Incident response frameworks for credential compromise have a single non-negotiable first step: revoke the credentials immediately. The 48-hour gap between repository takedown and key invalidation suggests either that CISA's response procedures did not treat the exposure as an immediate revocation event, or that the agency did not have sufficiently centralised visibility into which keys existed and needed to be rotated. In an environment managing GovCloud accounts — by definition among the most sensitive compute infrastructure in the federal government — neither possibility is acceptable.

CISA's Response and the Credibility Gap

CISA's official statement offered what has become a familiar form of institutional non-answer: "Currently, there is no indication that any sensitive data was compromised as a result of this incident." The framing is technically defensible and substantively hollow. The absence of detected exfiltration is not the same as the absence of exfiltration. Sophisticated actors do not announce themselves, and the six-month window of exposure is more than long enough for quiet, targeted collection.

Congressional reaction was swift.

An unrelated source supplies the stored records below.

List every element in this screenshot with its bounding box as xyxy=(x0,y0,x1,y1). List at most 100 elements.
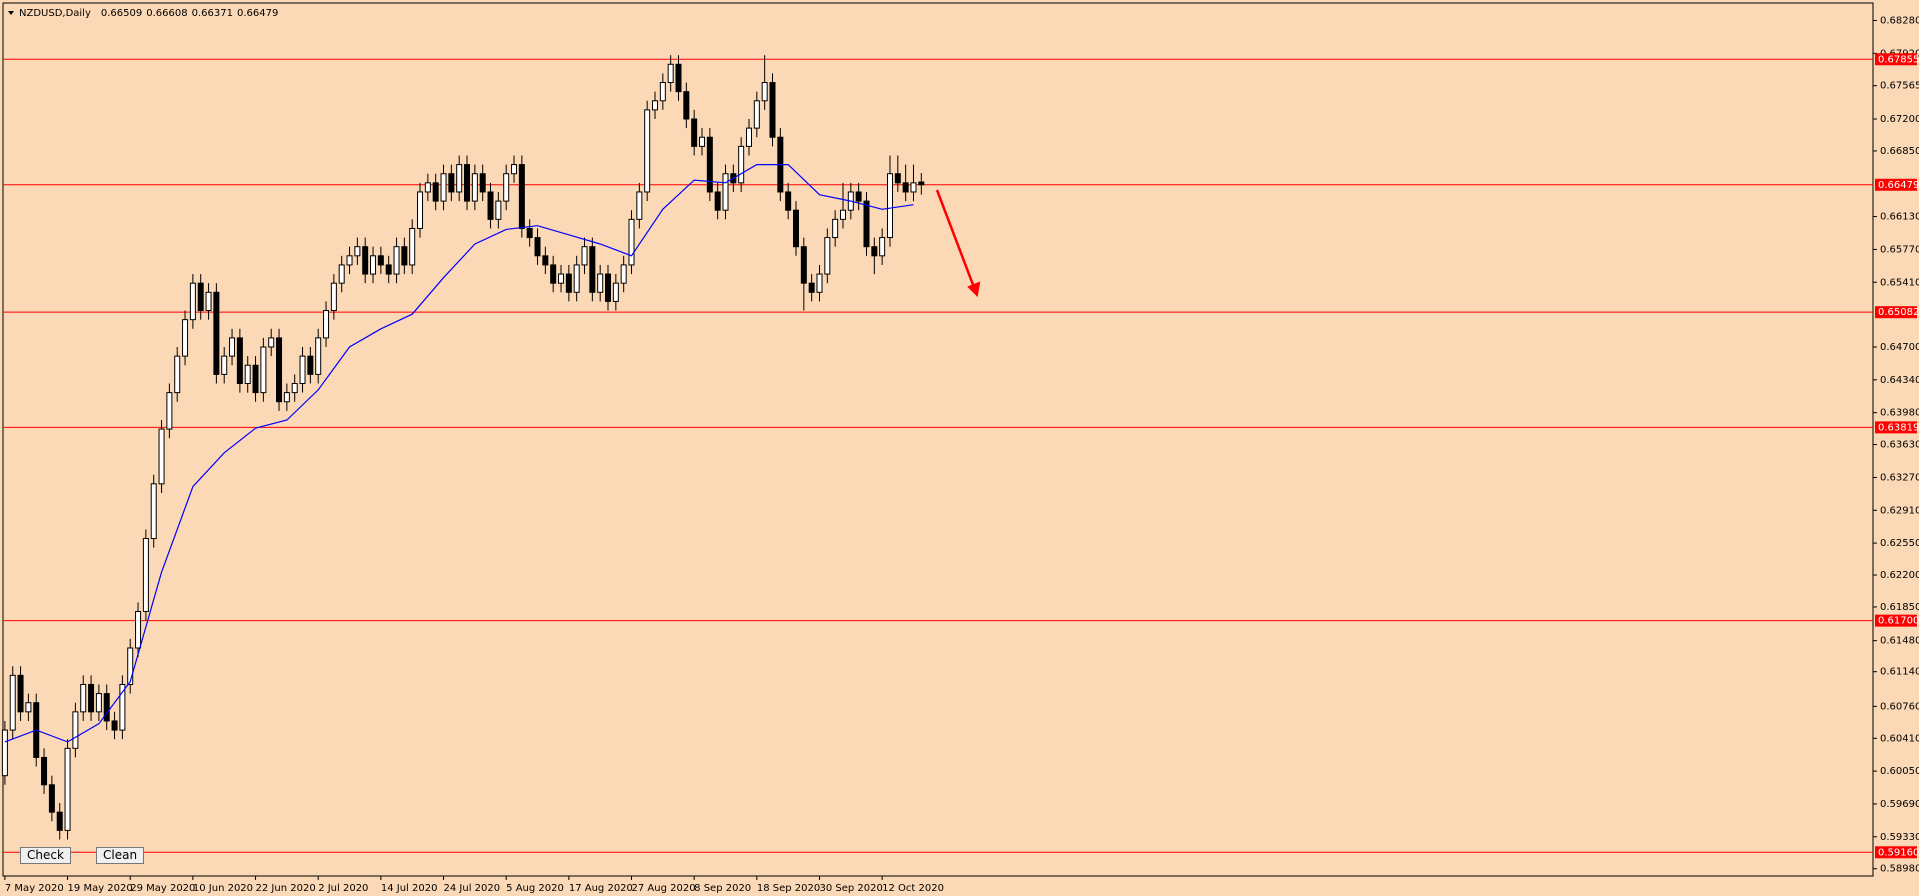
candle-body xyxy=(354,246,361,257)
candle-body xyxy=(393,246,400,275)
plot-frame xyxy=(2,2,1874,877)
level-label-bg xyxy=(1875,421,1917,434)
candle-body xyxy=(503,173,510,202)
candle-body xyxy=(534,237,541,257)
candle-body xyxy=(323,310,330,339)
candle-body xyxy=(863,200,870,248)
y-tick-label: 0.67200 xyxy=(1880,114,1919,125)
candle-body xyxy=(910,182,917,193)
candle-body xyxy=(871,246,878,257)
x-tick-label: 5 Aug 2020 xyxy=(506,883,564,894)
candle-body xyxy=(56,811,63,831)
candle-body xyxy=(761,82,768,102)
candle-body xyxy=(64,747,71,831)
candle-body xyxy=(111,720,118,731)
candle-body xyxy=(816,273,823,293)
clean-button[interactable]: Clean xyxy=(96,847,145,864)
candle-body xyxy=(714,191,721,211)
candle-body xyxy=(464,164,471,202)
candle-body xyxy=(448,173,455,193)
candle-body xyxy=(291,382,298,394)
y-tick-label: 0.65410 xyxy=(1880,277,1919,288)
x-tick-label: 12 Oct 2020 xyxy=(882,883,944,894)
candle-body xyxy=(417,191,424,229)
y-tick-label: 0.60410 xyxy=(1880,733,1919,744)
candle-body xyxy=(409,227,416,266)
candle-body xyxy=(150,483,157,540)
candle-body xyxy=(197,282,204,312)
candle-body xyxy=(385,264,392,275)
level-label: 0.65082 xyxy=(1878,307,1919,318)
candle-body xyxy=(88,683,95,713)
y-tick-label: 0.63630 xyxy=(1880,440,1919,451)
candle-body xyxy=(432,182,439,202)
candle-body xyxy=(675,63,682,93)
candle-body xyxy=(706,136,713,193)
candle-body xyxy=(832,218,839,239)
y-tick-label: 0.62550 xyxy=(1880,538,1919,549)
candle-body xyxy=(894,173,901,184)
candle-body xyxy=(808,282,815,293)
candle-body xyxy=(620,264,627,284)
candle-body xyxy=(839,209,846,220)
y-tick-label: 0.60050 xyxy=(1880,766,1919,777)
candle-body xyxy=(691,118,698,147)
candle-body xyxy=(471,173,478,202)
x-tick-label: 27 Aug 2020 xyxy=(632,883,696,894)
candle-body xyxy=(158,428,165,485)
candle-body xyxy=(542,255,549,266)
candle-body xyxy=(722,173,729,211)
candle-body xyxy=(479,173,486,193)
candle-body xyxy=(182,319,189,357)
candle-body xyxy=(636,191,643,220)
level-label-bg xyxy=(1875,178,1917,191)
candle-body xyxy=(307,355,314,375)
candle-body xyxy=(487,191,494,220)
candle-body xyxy=(377,255,384,266)
candle-body xyxy=(792,209,799,248)
x-tick-label: 29 May 2020 xyxy=(130,883,195,894)
candle-body xyxy=(221,355,228,375)
y-tick-label: 0.61140 xyxy=(1880,667,1919,678)
candle-body xyxy=(424,182,431,193)
candle-body xyxy=(745,127,752,147)
candle-body xyxy=(605,273,612,302)
candle-body xyxy=(9,674,16,731)
candle-body xyxy=(17,674,24,713)
candle-body xyxy=(565,273,572,293)
level-label-bg xyxy=(1875,614,1917,627)
candle-body xyxy=(174,355,181,394)
x-tick-label: 30 Sep 2020 xyxy=(819,883,882,894)
candle-body xyxy=(855,191,862,202)
candle-body xyxy=(95,693,102,713)
candle-body xyxy=(511,164,518,175)
y-tick-label: 0.61850 xyxy=(1880,602,1919,613)
arrow-head xyxy=(967,281,981,298)
candle-body xyxy=(597,273,604,293)
candle-body xyxy=(699,136,706,147)
candle-body xyxy=(260,346,267,394)
candle-body xyxy=(800,246,807,284)
candle-body xyxy=(1,729,8,777)
candle-body xyxy=(918,181,925,186)
header-low: 0.66371 xyxy=(192,8,233,19)
y-tick-label: 0.64340 xyxy=(1880,375,1919,386)
candle-body xyxy=(652,100,659,111)
candle-body xyxy=(753,100,760,129)
candle-body xyxy=(346,255,353,266)
candle-body xyxy=(189,282,196,321)
candle-body xyxy=(299,355,306,384)
y-tick-label: 0.59690 xyxy=(1880,799,1919,810)
y-tick-label: 0.65770 xyxy=(1880,244,1919,255)
arrow-shaft xyxy=(935,189,977,291)
level-label: 0.67855 xyxy=(1878,54,1919,65)
candle-body xyxy=(244,364,251,384)
candle-body xyxy=(213,291,220,375)
y-tick-label: 0.59330 xyxy=(1880,832,1919,843)
y-tick-label: 0.64700 xyxy=(1880,342,1919,353)
candle-body xyxy=(612,282,619,302)
header-close: 0.66479 xyxy=(237,8,278,19)
check-button[interactable]: Check xyxy=(20,847,71,864)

Letters demanding answers arrived from Senator Maggie Hassan and Representatives Bennie Thompson and Delia Ramirez. The political attention reflects a recognition that this is not an ordinary contractor error — CISA is the agency that other agencies look to for guidance on exactly this kind of breach. The credibility cost of being the subject of "the worst leak" a career GitGuardian researcher has encountered is difficult to overstate.

What This Exposes About Contractor Security in Government

The Nightwing incident is not an isolated case. Government agencies routinely rely on contractors who work across multiple clients, carry credentials on personal devices, and operate with security practices calibrated for commercial environments rather than GovCloud requirements. The contractor supply chain is one of the most consistently exploited vectors in federal breaches, from the SolarWinds compromise through to this incident, and the structural incentives that produce the problem — lowest-cost bidding, insufficient security requirements in contracts, inadequate monitoring of contractor behaviour — have not meaningfully changed.

What has changed is the blast radius. GovCloud credentials give access not to a single application but to an entire compute environment. The Artifactory repository exposed in the breach means that even the software supply chain CISA uses to build its own defences was potentially within reach. For an agency whose mandate includes protecting other agencies from exactly this class of threat, the gap between posture and practice is stark.

Lessons for Enterprise and Public Sector Security Teams

The CISA breach offers a set of controls failures that enterprise security teams should audit against immediately. First: credential hygiene in contractor access — are third parties required to use managed devices, approved transfer mechanisms, and credential vaulting? Second: secret scanning — is it enabled, enforced, and monitored across every repository the organisation maintains, including those under contractor control? Third: credential revocation speed — what is the measured time from detection to revocation, and is that measured in minutes or hours, not days?

We see this incident as a stress test that most organisations would also fail. The controls that would have prevented the Nightwing breach are not exotic — they are standard practice recommendations that have existed for years. The fact that they were absent at the agency responsible for federal cybersecurity guidance is a reminder that the distance between policy and implementation is where breaches live. Closing that gap requires operational discipline, not just better frameworks.